The reason: Polyzoides, who was born in Greece, watched with sadness as development trampled beautiful old buildings in his beloved Athens when he was a child. "I grew up watching the city of Athens being absolutely destroyed through redevelopment," Polyzoides said, "from a beautiful city to an absolute jungle." Moving to Los Angeles as a young man solidified the impulse: Here was a city of lovely little neighborhoods that was letting itself decay or be paved over, even as its suburbs were sprawling for more than 100 miles.
Getting started: Fleeing political violence in Greece in the 1960s, Polyzoides came to the U.S. to study engineering. But at Princeton he found himself in the middle of a bubbling cauldron of ideas about cities. "I got a scholarship to study in Princeton and landed among a most remarkable number of great teachers," he said, including such architects and scholars as Michael Graves and Kenneth Frampton. He earned undergraduate and graduate degrees in architecture at Princeton, and then taught there and at USC while also establishing an architectural practice. He and Moule married in 1988 and became business partners two years later.

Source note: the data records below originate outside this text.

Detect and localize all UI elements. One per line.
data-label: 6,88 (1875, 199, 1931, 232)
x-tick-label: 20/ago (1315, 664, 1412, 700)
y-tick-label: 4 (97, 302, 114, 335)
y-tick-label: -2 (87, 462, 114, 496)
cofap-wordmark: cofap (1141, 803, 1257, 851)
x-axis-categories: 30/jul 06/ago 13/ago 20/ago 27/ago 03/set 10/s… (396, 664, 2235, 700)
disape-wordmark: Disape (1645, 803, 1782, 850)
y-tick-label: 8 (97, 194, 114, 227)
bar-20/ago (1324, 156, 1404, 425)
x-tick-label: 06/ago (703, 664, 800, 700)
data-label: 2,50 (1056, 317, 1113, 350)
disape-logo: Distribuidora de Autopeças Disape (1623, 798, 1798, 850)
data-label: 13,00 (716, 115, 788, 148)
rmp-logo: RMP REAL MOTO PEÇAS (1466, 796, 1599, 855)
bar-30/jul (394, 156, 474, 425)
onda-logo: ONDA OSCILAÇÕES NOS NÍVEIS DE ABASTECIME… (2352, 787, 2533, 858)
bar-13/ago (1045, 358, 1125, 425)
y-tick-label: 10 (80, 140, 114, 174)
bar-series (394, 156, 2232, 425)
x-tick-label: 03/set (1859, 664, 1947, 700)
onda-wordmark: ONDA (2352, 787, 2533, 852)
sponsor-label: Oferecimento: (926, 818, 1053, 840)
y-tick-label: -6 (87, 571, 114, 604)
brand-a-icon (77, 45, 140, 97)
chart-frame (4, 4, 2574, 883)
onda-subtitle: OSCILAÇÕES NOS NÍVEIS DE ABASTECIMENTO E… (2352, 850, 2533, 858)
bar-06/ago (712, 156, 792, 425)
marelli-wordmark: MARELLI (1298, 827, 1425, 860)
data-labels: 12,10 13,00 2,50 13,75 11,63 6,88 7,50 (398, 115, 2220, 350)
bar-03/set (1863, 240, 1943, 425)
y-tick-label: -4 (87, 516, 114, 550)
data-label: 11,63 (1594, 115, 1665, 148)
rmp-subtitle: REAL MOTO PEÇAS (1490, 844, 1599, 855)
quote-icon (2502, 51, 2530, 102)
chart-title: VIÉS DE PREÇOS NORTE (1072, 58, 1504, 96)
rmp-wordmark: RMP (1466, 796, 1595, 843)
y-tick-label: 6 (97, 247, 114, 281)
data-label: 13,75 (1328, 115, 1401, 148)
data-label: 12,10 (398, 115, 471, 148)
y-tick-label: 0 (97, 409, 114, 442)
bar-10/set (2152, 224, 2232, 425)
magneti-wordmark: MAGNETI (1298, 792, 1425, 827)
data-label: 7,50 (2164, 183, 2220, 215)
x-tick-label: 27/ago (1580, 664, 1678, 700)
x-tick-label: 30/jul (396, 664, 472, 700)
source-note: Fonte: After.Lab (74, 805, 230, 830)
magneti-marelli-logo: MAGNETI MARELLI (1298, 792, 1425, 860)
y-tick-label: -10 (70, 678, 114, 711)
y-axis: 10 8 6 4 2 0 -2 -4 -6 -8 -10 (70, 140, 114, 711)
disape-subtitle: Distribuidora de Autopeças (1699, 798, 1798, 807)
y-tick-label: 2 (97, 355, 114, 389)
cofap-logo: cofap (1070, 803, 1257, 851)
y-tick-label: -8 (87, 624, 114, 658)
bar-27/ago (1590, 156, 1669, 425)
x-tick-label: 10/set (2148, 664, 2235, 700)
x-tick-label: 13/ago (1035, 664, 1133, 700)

No McMansions: Polyzoides believes that architecture should not just be about who can design the fanciest or wildest-looking building. If human beings have the obligation to leave the world a better place than they found it, designing the buildings and communities in which we live can play a huge part. "Architecture is not an aloof and isolated subject," he said. "It belongs to a very time-honored human enterprise of building cities and coming to grips with nature. If you see architecture that way, it is never isolated. It is never insulated. It is never a subject by itself."
New Urbanism: The Congress for the New Urbanism, an organization with about 3,100 members, was the first to articulate many of the ideas that now pervade planning in many cities. Started by Polyzoides, Moule and four colleagues in 1993, it was a reaction against urban sprawl as well as the so-called urban renewal movement of the 1960s, which had led to the bulldozing of historic neighborhoods such as Los Angeles' Bunker Hill.
Projects: Polyzoides and Moule are working on a new plan for downtown Fresno, along with a plan for 7,000 acres of neighborhoods around the downtown area. They're doing another plan for the portion of East Los Angeles that is under the jurisdiction of L.A. County. They're also designing a new residence hall for Scripps College in Claremont.
Pet peeve: The wholesale destruction of older communities in China, as that country's economic development continues to explode. "I'm scandalized at the way the Chinese are throwing away their roots," he said.
Love and work: One fuels the other, Polyzoides said. The 64-year-old lives with Moule and their three children in Pasadena, where they reside on the grounds of one national monument, the Hale Solar Observatory, and work in another, an office designed and formerly used by famed architect Wallace Neff. "It is very unusual to be married to a brilliant person who is on the same journey with you," he said. "To be able to share not only your personal life but your professional life - it's a remarkable thing. I couldn't be half of who I am without this personal relationship."